Essen. Essens Grüne haben ihr letztes Ergebnis verdreifacht. Mit Mehrdad Mostofizadeh und Gönul Eğlence sind sie zum ersten Mal zu zweit im NRW-Landtag.
Nach der Landtagswahl 2017 haben die Essener Grünen ihre Wahlparty in ihrer Geschäftsstelle tief enttäuscht um 20.30 Uhr abgebrochen. Doch dieser Wahlsonntag fünf Jahre später, er ist ein Feiertag mit Freigetränken und Flammkuchen. Als um 18 Uhr die ersten Hochrechnungen über den Beamer-Bildschirm unter einem sonnenbeschienen Wahlkampfzelt vor dem „Felis“ an der Kastanienstraße in der Innenstadt flackern, ist der Jubel unter den rund 100 Gästen groß. Fehlt nur noch, dass sie vor lauter Begeisterung Sonnenblumen schwenken. Aber an die hat offenbar niemand gedacht.
Doch auch ohne das florale Symbol für Freiheit und Offenheit können die Grünen feiern - nicht nur sich und ihren Erfolg, sondern zudem auch ein tatsächlich historisches Abschneiden. Denn über 18 Prozent in Stadt und Land und damit 40 Parlamentssitze, die sich bereits nach der ersten Hochrechnung abzeichnen, bedeuten: Erstmals in der lokalen Parteigeschichte ziehen nicht nur zwei Grüne aus Essen in den Landtag ein. Mit Gönül Eğlence (43) neben Mehrdad Mostofizadeh (53), der auf bereits zwölf Jahre in Düsseldorf zurückschauen kann, ist die erste Frau aus dieser Stadt für künftige grüne Inhalte in einer NRW-Regierung zuständig - egal wie die sich zusammensetzen wird.
Essener Grüne: „Wir wollen nicht nur immer Ziele formulieren“
Wer aus den Facebook-Glückwünschen „Heute Rot. Morgen Grün“ der Partei in Richtung Rot-Weiss Essen am Samstag eine monochrome Farblehre ohne Alternative als Koalitionspräferenz herauslesen mochte, mag vor lauter Siegestaumel irgendwie Fußball mit Politik verwechselt haben.

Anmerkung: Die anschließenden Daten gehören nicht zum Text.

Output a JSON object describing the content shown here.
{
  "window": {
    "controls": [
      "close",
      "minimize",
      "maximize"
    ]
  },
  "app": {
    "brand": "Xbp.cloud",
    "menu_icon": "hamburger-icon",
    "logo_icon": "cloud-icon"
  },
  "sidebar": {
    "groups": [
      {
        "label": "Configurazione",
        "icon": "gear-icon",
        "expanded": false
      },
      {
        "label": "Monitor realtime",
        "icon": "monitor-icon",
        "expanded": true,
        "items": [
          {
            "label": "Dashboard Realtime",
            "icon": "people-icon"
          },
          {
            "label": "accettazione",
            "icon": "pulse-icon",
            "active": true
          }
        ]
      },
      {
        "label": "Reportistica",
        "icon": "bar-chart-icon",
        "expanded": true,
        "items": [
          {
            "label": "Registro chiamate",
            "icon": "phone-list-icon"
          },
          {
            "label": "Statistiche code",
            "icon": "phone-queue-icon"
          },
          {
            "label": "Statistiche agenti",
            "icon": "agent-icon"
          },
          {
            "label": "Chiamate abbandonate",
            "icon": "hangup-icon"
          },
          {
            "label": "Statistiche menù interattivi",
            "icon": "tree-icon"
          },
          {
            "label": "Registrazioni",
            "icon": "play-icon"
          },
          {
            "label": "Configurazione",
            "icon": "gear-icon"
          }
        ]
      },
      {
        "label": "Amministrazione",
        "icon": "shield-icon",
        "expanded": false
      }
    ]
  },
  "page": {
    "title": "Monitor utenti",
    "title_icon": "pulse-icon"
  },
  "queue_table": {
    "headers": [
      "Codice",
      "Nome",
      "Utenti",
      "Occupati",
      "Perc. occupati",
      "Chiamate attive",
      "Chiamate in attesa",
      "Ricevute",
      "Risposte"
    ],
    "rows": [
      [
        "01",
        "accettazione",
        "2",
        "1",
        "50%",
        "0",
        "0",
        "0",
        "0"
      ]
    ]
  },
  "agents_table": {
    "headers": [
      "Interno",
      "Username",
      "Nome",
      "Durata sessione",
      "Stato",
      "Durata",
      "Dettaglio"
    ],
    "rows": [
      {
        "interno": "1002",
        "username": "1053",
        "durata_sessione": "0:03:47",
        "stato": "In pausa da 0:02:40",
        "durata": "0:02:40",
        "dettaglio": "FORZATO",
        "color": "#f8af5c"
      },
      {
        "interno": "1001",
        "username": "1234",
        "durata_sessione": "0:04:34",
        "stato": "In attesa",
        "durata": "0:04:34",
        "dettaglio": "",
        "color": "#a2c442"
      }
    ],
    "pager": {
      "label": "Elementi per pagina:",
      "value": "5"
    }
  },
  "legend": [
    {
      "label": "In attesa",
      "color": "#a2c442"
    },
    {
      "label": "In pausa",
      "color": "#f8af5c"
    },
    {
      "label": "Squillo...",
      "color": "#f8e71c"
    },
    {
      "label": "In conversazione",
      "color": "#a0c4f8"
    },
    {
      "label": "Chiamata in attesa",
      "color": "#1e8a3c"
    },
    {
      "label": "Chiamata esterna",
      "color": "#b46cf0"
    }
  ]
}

Die Botschaft des Abends aus Essen nach Düsseldorf heißt vielmehr: Da, wo CDU und SPD „keine Strahlfigur, aber auch keine Hassfigur“ an ihrer Spitze haben, so der Essener Vorstandssprecher Markus Ausetz, gehe es nun allein um die Realpolitik, die geboten werde. „Wir wollen Dinge umsetzen und nicht nur immer Ziele formulieren. Das reicht uns nicht.“
Grüne in Essen: „Wir wollen die Landesregierung grün prägen“
„Wir wollen die Landesregierung grün prägen“, sagt der Essener Bundestagsabgeordnete Kai Gehring. Man habe im Vorfeld keinen demokratischen Partner ausgeschlossen und werde es an diesem Sonntag allein auf Grundlage des Wahlergebnisses, das „grandios ist“, ebenfalls nicht tun. „Gutes Regieren wird honoriert“, ist Gehring überzeugt: „Wir haben unser Ergebnis verdreifacht. Das zeigt, was die Wähler wollen.“
Und Ausetz meint mit Blick auf Berlin, wo Annalena Baerbock und Robert Habeck für mehr als nur den grünen Regierungsreigen zuständig sind, „dass die Menschen die Überzeugung gewinnen, dass man uns den Staat anvertrauen kann“.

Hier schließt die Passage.